# Помогите определить модель баяна Firotti



## Роберто (3 Сен 2013)

Хочу приобрести вот этот баян Firotti, но не могу понять что это за модель. Помогите, пожалуйста, кто по опытнее меня. Заранее спасибо. http://www.avito.ru/kazan/muzykalnye_instrumenty/bayan_158630249


----------



## Vladimir Zh (3 Сен 2013)

Это не баян. Это кнопочный аккордеон (не итальянский, как некоторые думают!). Модель Вам абсолютно ничего не скажет. По качеству голосов и по механике все Firotti ниже среднего. Вельтмайстеры лучше. Неудобный толстый гриф. Если Вы играете большим пальцем за грифом - будет очень неудобно. И последнее, слова "в очень хорошем состоянии" ничего не значат. Обязательно проверьте мастику. Может внутри уже поработали паяльником? 
Удачной Вам покупки.


----------



## Роберто (3 Сен 2013)

Vladimir Zh, спасибо большое за совет. Я не профессиональный баянист, игра на баяне для меня лишь хобби. До этого играл на Туле-209, а сейчас хочу что-нибудь поинтереснее и внешне и по звучанию, но при этом располагаю очень-очень скромным бюджетом (студент я). На данном инструменте поиграл немного, мне понравилось.
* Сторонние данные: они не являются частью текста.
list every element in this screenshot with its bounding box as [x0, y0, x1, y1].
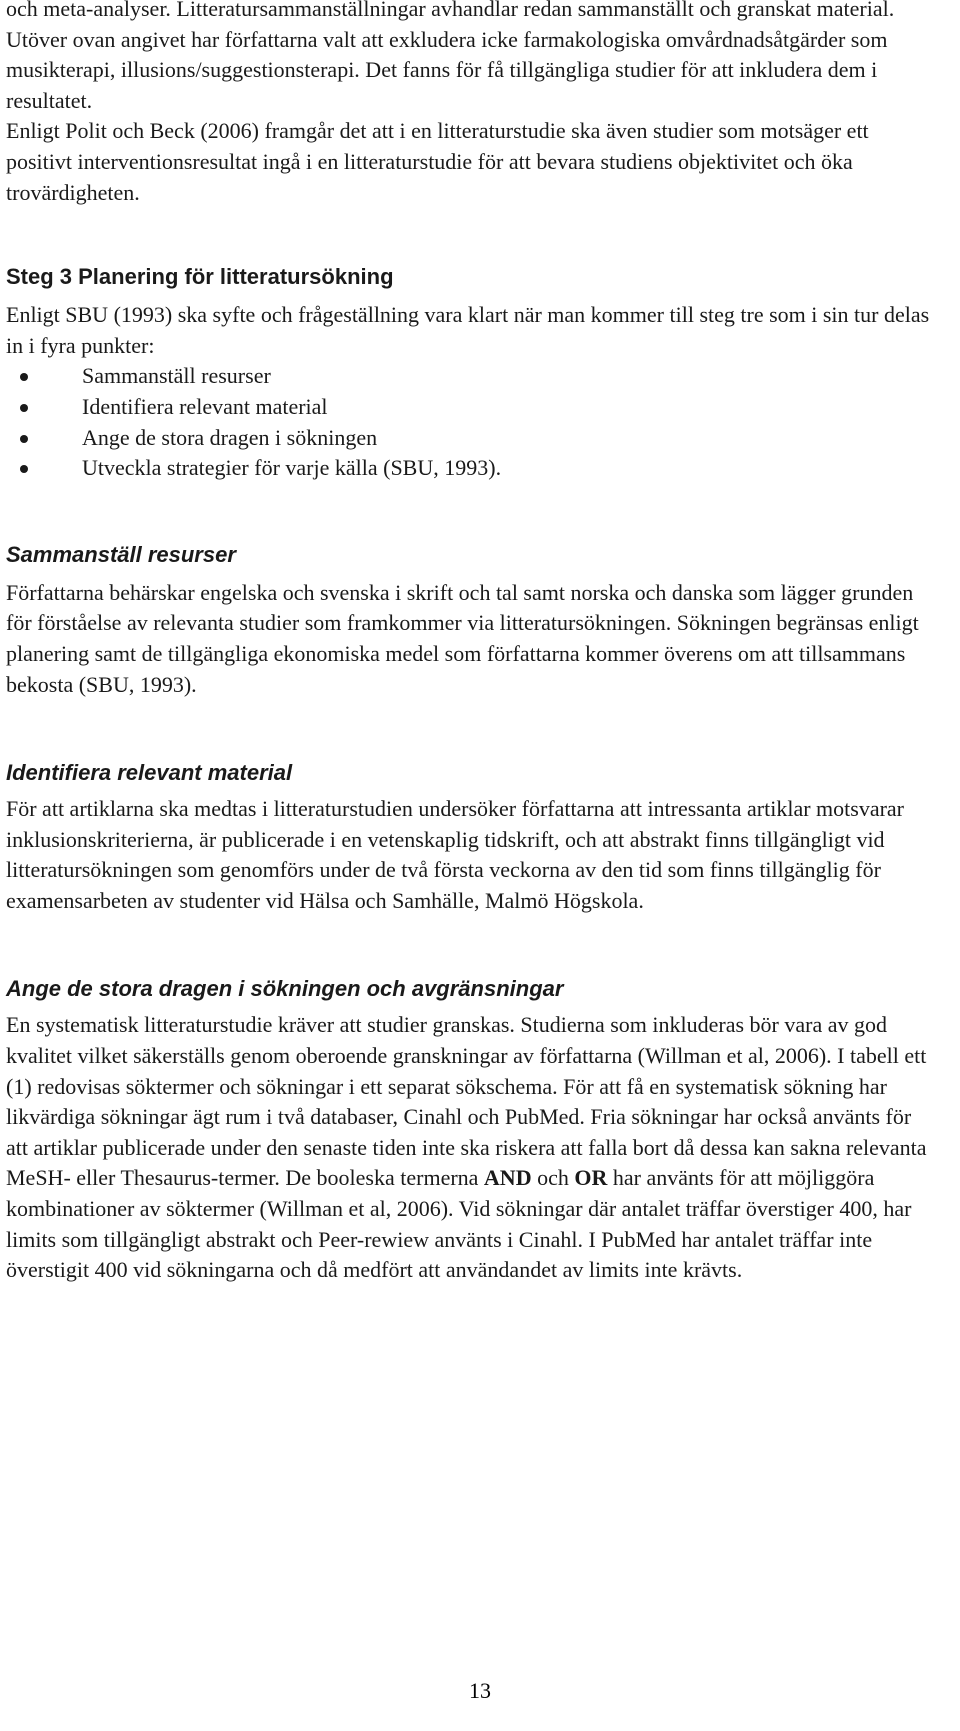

Сейчас вот думаю брать его или что-нибудь новое на уровне той же Тулы-209. Не подскажете, где и когда примерно такой баян мог быть произведен? Это не принципиально конечно, но хотелось бы узнать.


----------



## SDmitriy (3 Сен 2013)

Цена этому аккордеону не более 16 тыс. рублей. Как сказал уже Владимир, поищите уж лучше Weltmeister (Seperato, Grandina и аналогичные им) В этом классе Вельтмайстеры всегда впереди.


----------



## Роберто (3 Сен 2013)

Выбор пал на этот инструмент потому, что не было других вариантов. Я вряд ли найду в своем городе (Казань) за эти же деньги что-то получше, к сожалению.


----------



## Vladimir Zh (4 Сен 2013)

Роберто писал:


> Не подскажете, где и когда примерно такой баян мог быть произведен?


Это немецкая фирма (ГДР), лет этому инструменту 30-40, не меньше. 
Проблемные это инструменты. Подумайте, поищите ещё.


----------



## Роберто (4 Сен 2013)

Спасибо за ответ.


----------